Suppose I take a billion images of all the coffee cups in the world, at a set of angles on the cup, and then build an associative (ie., frequency) statistical model of their pixels (ie., statistical AI). Consider generating one pixel at a time, in sequence, through the image. My associative model tells me P(col of next pixel | all previous).
Now, I can generate coffee cups images similar to any variation or combination of the images in the dataset. Now, you might say, "well you can only do that if you have a model of a coffee cup" (rather than of pixels) -- if so, just generate a coffee cup at one of the angles not in the dataset. This will not happen, because the model has not been provided with enough information to do so.

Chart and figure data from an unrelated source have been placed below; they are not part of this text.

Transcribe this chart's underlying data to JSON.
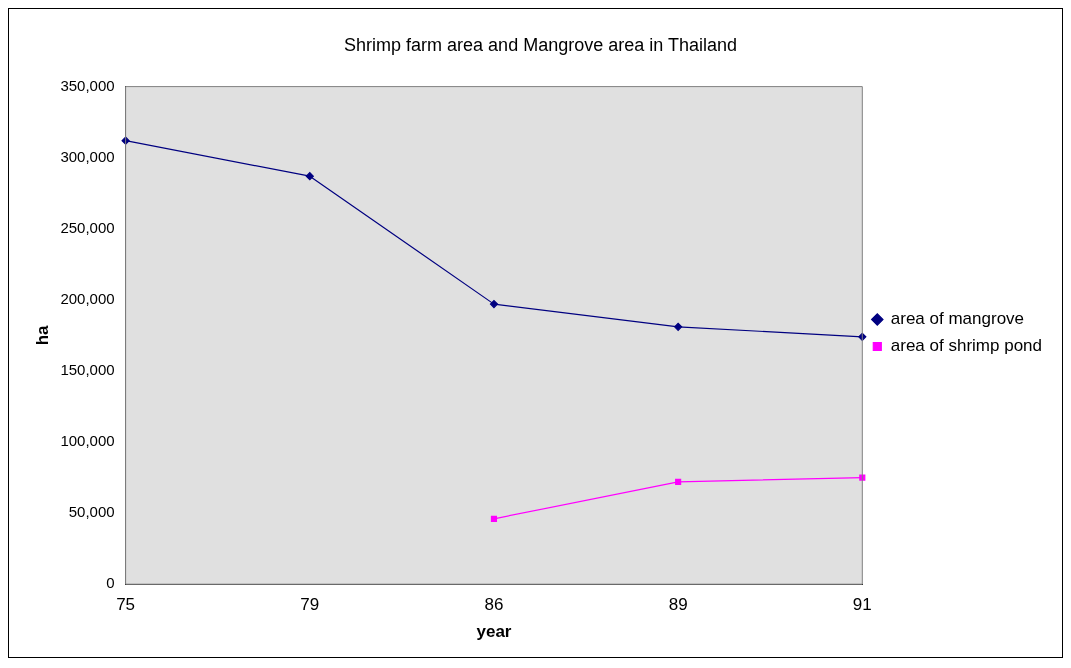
{
  "chart_data": {
    "type": "line",
    "title": "Shrimp farm area and Mangrove area in Thailand",
    "xlabel": "year",
    "ylabel": "ha",
    "categories": [
      "75",
      "79",
      "86",
      "89",
      "91"
    ],
    "series": [
      {
        "name": "area of mangrove",
        "color": "#000080",
        "marker": "diamond",
        "values": [
          312000,
          287000,
          197000,
          181000,
          174000
        ]
      },
      {
        "name": "area of shrimp pond",
        "color": "#ff00ff",
        "marker": "square",
        "values": [
          null,
          null,
          46000,
          72000,
          75000
        ]
      }
    ],
    "ylim": [
      0,
      350000
    ],
    "yticks": [
      {
        "value": 0,
        "label": "0"
      },
      {
        "value": 50000,
        "label": "50,000"
      },
      {
        "value": 100000,
        "label": "100,000"
      },
      {
        "value": 150000,
        "label": "150,000"
      },
      {
        "value": 200000,
        "label": "200,000"
      },
      {
        "value": 250000,
        "label": "250,000"
      },
      {
        "value": 300000,
        "label": "300,000"
      },
      {
        "value": 350000,
        "label": "350,000"
      }
    ],
    "grid": false,
    "legend": "right",
    "line_style": "solid"
  }
}
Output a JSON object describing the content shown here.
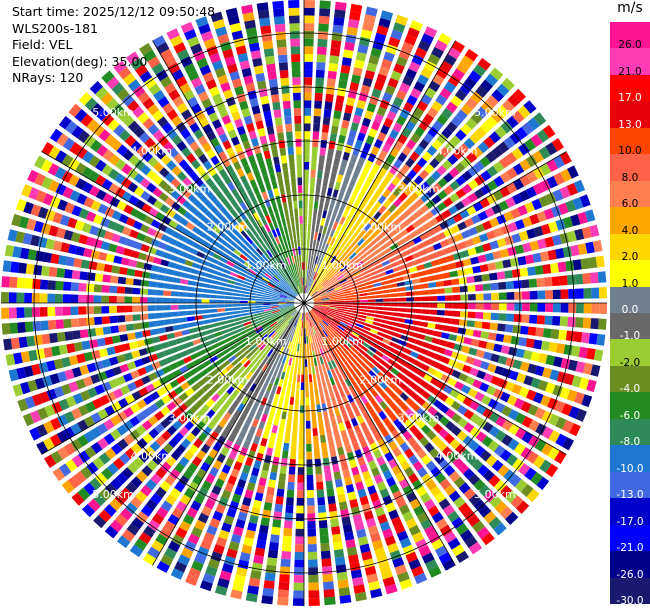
{
  "info": {
    "start_time": "Start time: 2025/12/12 09:50:48",
    "instrument": "WLS200s-181",
    "field": "Field: VEL",
    "elevation": "Elevation(deg): 35.00",
    "nrays": "NRays: 120"
  },
  "colorbar": {
    "unit": "m/s",
    "labels": [
      "26.0",
      "21.0",
      "17.0",
      "13.0",
      "10.0",
      "8.0",
      "6.0",
      "4.0",
      "2.0",
      "1.0",
      "0.0",
      "-1.0",
      "-2.0",
      "-4.0",
      "-6.0",
      "-8.0",
      "-10.0",
      "-13.0",
      "-17.0",
      "-21.0",
      "-26.0",
      "-30.0"
    ],
    "colors": [
      "#ff1493",
      "#ff3cb4",
      "#ff0000",
      "#e8000a",
      "#ff4500",
      "#ff6347",
      "#ff7f50",
      "#ffa500",
      "#ffd700",
      "#ffff00",
      "#708090",
      "#696969",
      "#9acd32",
      "#6b8e23",
      "#228b22",
      "#2e8b57",
      "#1e78d2",
      "#4169e1",
      "#0000cd",
      "#0000ff",
      "#00008b",
      "#191970"
    ]
  },
  "chart_data": {
    "type": "ppi",
    "field": "VEL",
    "unit": "m/s",
    "nrays": 120,
    "elevation_deg": 35.0,
    "range_rings_km": [
      "1.00km",
      "2.00km",
      "3.00km",
      "4.00km",
      "5.00km"
    ],
    "azimuth_spokes_deg": [
      0,
      30,
      60,
      90,
      120,
      150,
      180,
      210,
      240,
      270,
      300,
      330
    ]
  }
}
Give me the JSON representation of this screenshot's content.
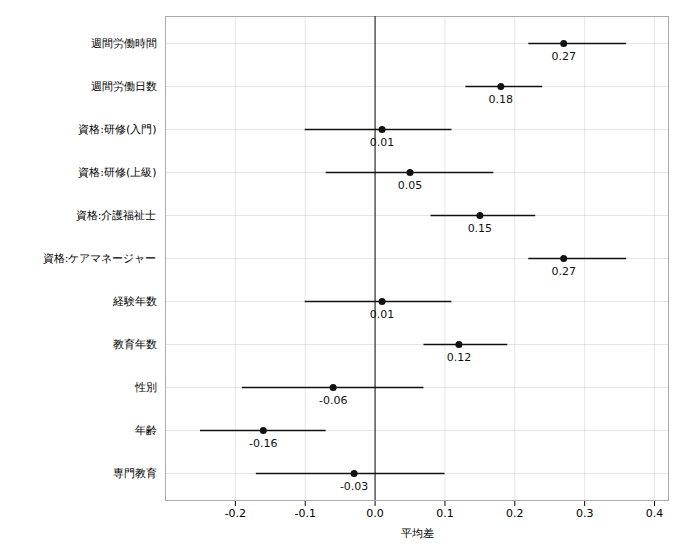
{
  "chart_data": {
    "type": "forest",
    "categories": [
      "週間労働時間",
      "週間労働日数",
      "資格:研修(入門)",
      "資格:研修(上級)",
      "資格:介護福祉士",
      "資格:ケアマネージャー",
      "経験年数",
      "教育年数",
      "性別",
      "年齢",
      "専門教育"
    ],
    "values": [
      0.27,
      0.18,
      0.01,
      0.05,
      0.15,
      0.27,
      0.01,
      0.12,
      -0.06,
      -0.16,
      -0.03
    ],
    "ci_low": [
      0.22,
      0.13,
      -0.1,
      -0.07,
      0.08,
      0.22,
      -0.1,
      0.07,
      -0.19,
      -0.25,
      -0.17
    ],
    "ci_high": [
      0.36,
      0.24,
      0.11,
      0.17,
      0.23,
      0.36,
      0.11,
      0.19,
      0.07,
      -0.07,
      0.1
    ],
    "xlabel": "平均差",
    "xlim": [
      -0.3,
      0.42
    ],
    "xticks": [
      -0.2,
      -0.1,
      {
        "value": 0.0,
        "label": "0.0"
      },
      0.1,
      0.2,
      0.3,
      0.4
    ],
    "reference_line": 0,
    "orientation": "horizontal",
    "color": "#111111",
    "grid": true,
    "data_labels": true
  }
}
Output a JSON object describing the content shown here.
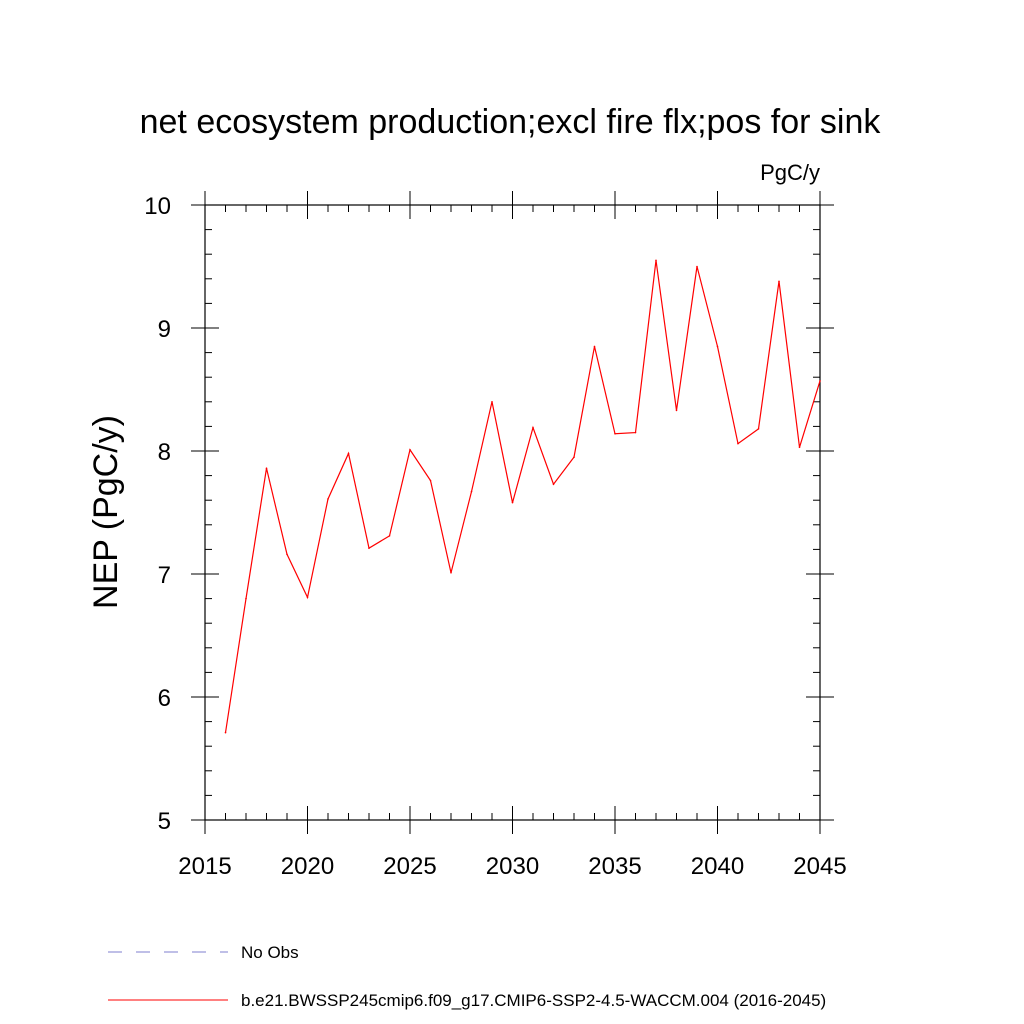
{
  "chart_data": {
    "type": "line",
    "title": "net ecosystem production;excl fire flx;pos for sink",
    "units_label": "PgC/y",
    "xlabel": "",
    "ylabel": "NEP  (PgC/y)",
    "xlim": [
      2015,
      2045
    ],
    "ylim": [
      5,
      10
    ],
    "x_ticks": [
      2015,
      2020,
      2025,
      2030,
      2035,
      2040,
      2045
    ],
    "y_ticks": [
      5,
      6,
      7,
      8,
      9,
      10
    ],
    "x_minor_step": 1,
    "y_minor_step": 0.2,
    "grid": false,
    "legend_position": "bottom",
    "series": [
      {
        "name": "b.e21.BWSSP245cmip6.f09_g17.CMIP6-SSP2-4.5-WACCM.004 (2016-2045)",
        "color": "#ff0000",
        "style": "solid",
        "x": [
          2016,
          2017,
          2018,
          2019,
          2020,
          2021,
          2022,
          2023,
          2024,
          2025,
          2026,
          2027,
          2028,
          2029,
          2030,
          2031,
          2032,
          2033,
          2034,
          2035,
          2036,
          2037,
          2038,
          2039,
          2040,
          2041,
          2042,
          2043,
          2044,
          2045
        ],
        "y": [
          5.71,
          6.8,
          7.86,
          7.16,
          6.81,
          7.61,
          7.98,
          7.21,
          7.31,
          8.01,
          7.76,
          7.01,
          7.67,
          8.4,
          7.58,
          8.19,
          7.73,
          7.95,
          8.85,
          8.14,
          8.15,
          9.55,
          8.33,
          9.5,
          8.85,
          8.06,
          8.18,
          9.38,
          8.03,
          8.57
        ]
      }
    ],
    "legend": [
      {
        "label": "No Obs",
        "color": "#7f7fcf",
        "style": "dashed"
      },
      {
        "label": "b.e21.BWSSP245cmip6.f09_g17.CMIP6-SSP2-4.5-WACCM.004 (2016-2045)",
        "color": "#ff0000",
        "style": "solid"
      }
    ]
  }
}
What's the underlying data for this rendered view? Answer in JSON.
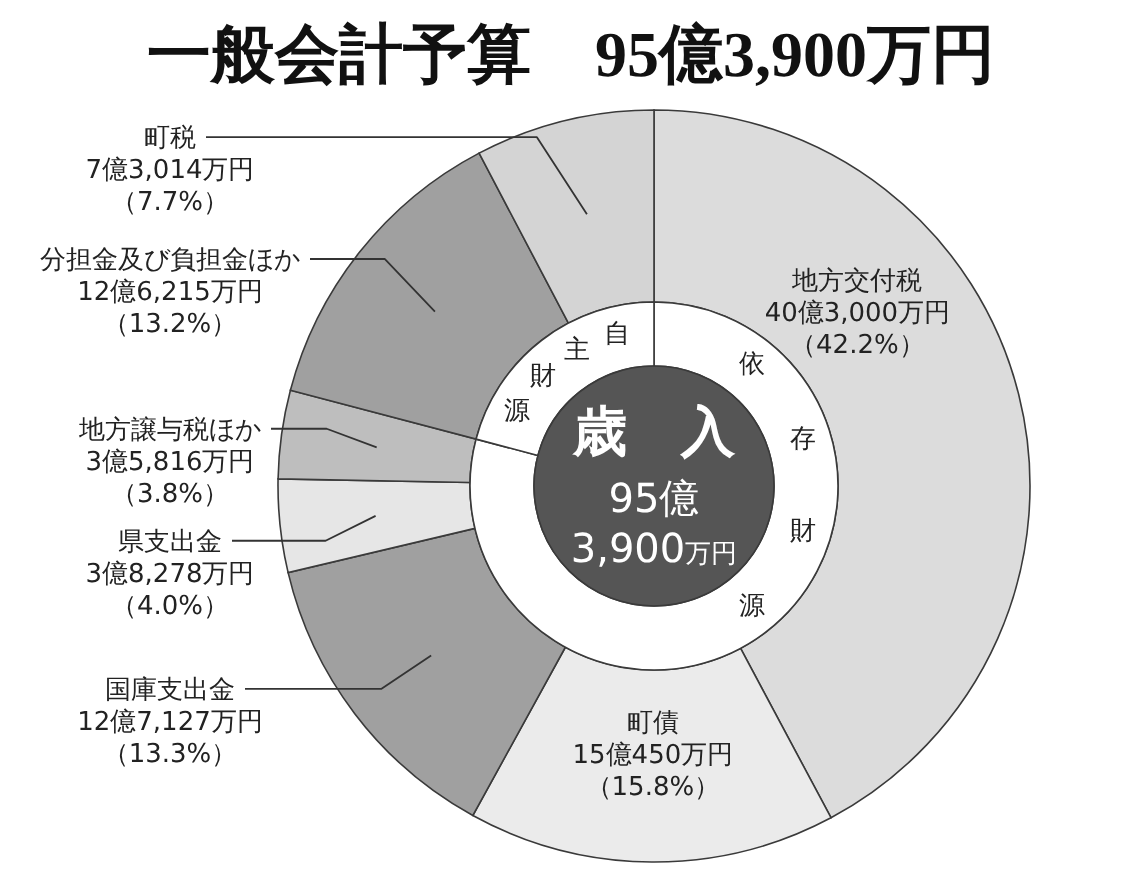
{
  "chart_data": [
    {
      "type": "donut",
      "title": "一般会計予算　95億3,900万円",
      "categories": [
        "地方交付税",
        "町債",
        "国庫支出金",
        "県支出金",
        "地方譲与税ほか",
        "分担金及び負担金ほか",
        "町税"
      ],
      "values": [
        42.2,
        15.8,
        13.3,
        4.0,
        3.8,
        13.2,
        7.7
      ],
      "colors": [
        "#dcdcdc",
        "#ebebeb",
        "#a0a0a0",
        "#e6e6e6",
        "#bebebe",
        "#a0a0a0",
        "#d4d4d4"
      ],
      "value_labels": [
        "40億3,000万円（42.2%）",
        "15億450万円（15.8%）",
        "12億7,127万円（13.3%）",
        "3億8,278万円（4.0%）",
        "3億5,816万円（3.8%）",
        "12億6,215万円（13.2%）",
        "7億3,014万円（7.7%）"
      ]
    },
    {
      "type": "donut",
      "title": "歳　入",
      "annotations": [
        "95億",
        "3,900万円"
      ],
      "categories": [
        "依存財源",
        "自主財源"
      ],
      "values": [
        79.1,
        20.9
      ],
      "colors": [
        "#ffffff",
        "#ffffff"
      ]
    }
  ]
}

Namely, the model does not know the distance from the camera, the camera lens parameters, the angle to the coffee cup, etc. So there's literally a very very large inifinity of possible objects at unseen angles. Consider that underneath a coffee cup, the bottom might be missing entirely, etc.
Now it will appear to know all of these things, because its just generating images with these same parameters (camera, angle, distance, etc.). But as soon as you want "a coffee further away than has been seen before", or "a coffee using a macro lens", etc. the whole thing will fall over.
It is you, the view, who attributes 3D knowledge to the model because under ordinary circumstances the cause of a photo is features of a 3D environment.